Marchant Davis, an original cast member, proclaimed, “It’s a wild ride. It’s exciting to be on Broadway. I feel like we’re home now and everybody gets to come share it with us.” Doing multiple characters is draining, according to Davis. “It’s a rollercoaster. There’s joy inside of me, but I have to conserve it to be able to give what Jordan has written all the life and commitment it deserves.”

Dwayne Wade and Gabrielle Union, co-producers of the show, talked about why they are behind this production. Union explained, “I wanted to work alongside him, knowing his brilliance, knowing this piece, because it comes from love and a celebration of Blackness and Black people and our collective history. You have to be a part of that and be excited about that, and we are.” 

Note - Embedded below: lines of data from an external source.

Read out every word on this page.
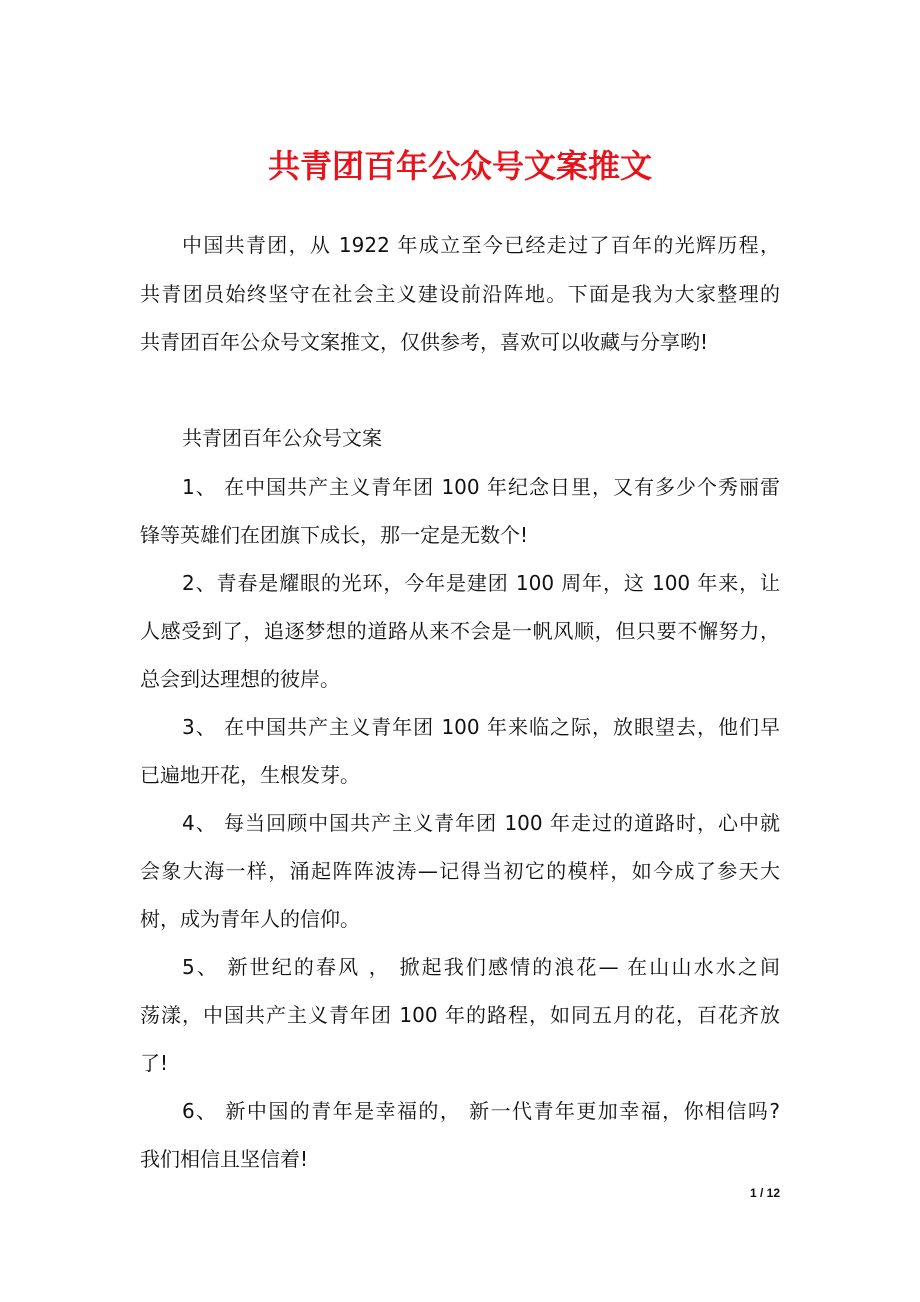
共青团百年公众号文案推文
中国共青团，从 1922 年成立至今已经走过了百年的光辉历程，
共青团员始终坚守在社会主义建设前沿阵地。下面是我为大家整理的
共青团百年公众号文案推文，仅供参考，喜欢可以收藏与分享哟!
共青团百年公众号文案
1、 在中国共产主义青年团 100 年纪念日里，又有多少个秀丽雷
锋等英雄们在团旗下成长，那一定是无数个!
2、青春是耀眼的光环，今年是建团 100 周年，这 100 年来，让
人感受到了，追逐梦想的道路从来不会是一帆风顺，但只要不懈努力，
总会到达理想的彼岸。
3、 在中国共产主义青年团 100 年来临之际，放眼望去，他们早
已遍地开花，生根发芽。
4、 每当回顾中国共产主义青年团 100 年走过的道路时，心中就
会象大海一样，涌起阵阵波涛—记得当初它的模样，如今成了参天大
树，成为青年人的信仰。
5、 新世纪的春风 ， 掀起我们感情的浪花— 在山山水水之间
荡漾，中国共产主义青年团 100 年的路程，如同五月的花，百花齐放
了!
6、 新中国的青年是幸福的， 新一代青年更加幸福，你相信吗?
我们相信且坚信着!
1 / 12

“I remember hearing about ‘Ain’t No Mo’’—it was different,” said Wade. “I heard about this 23-year-old that was going to change how we think about things and it opened doors for us in this industry. To be here four years later and be a part of the producing team—we are super honored to be able to amplify his story, his thoughts, but it’s for all of us. We look forward to going in and laughing and just experiencing it.”

Others on hand included Broadway director Kenny Leon, singer Deborah Cox, Brittney Ing from “The Ms. Pat Show” on BET+ (a show that Jordan created) and many others.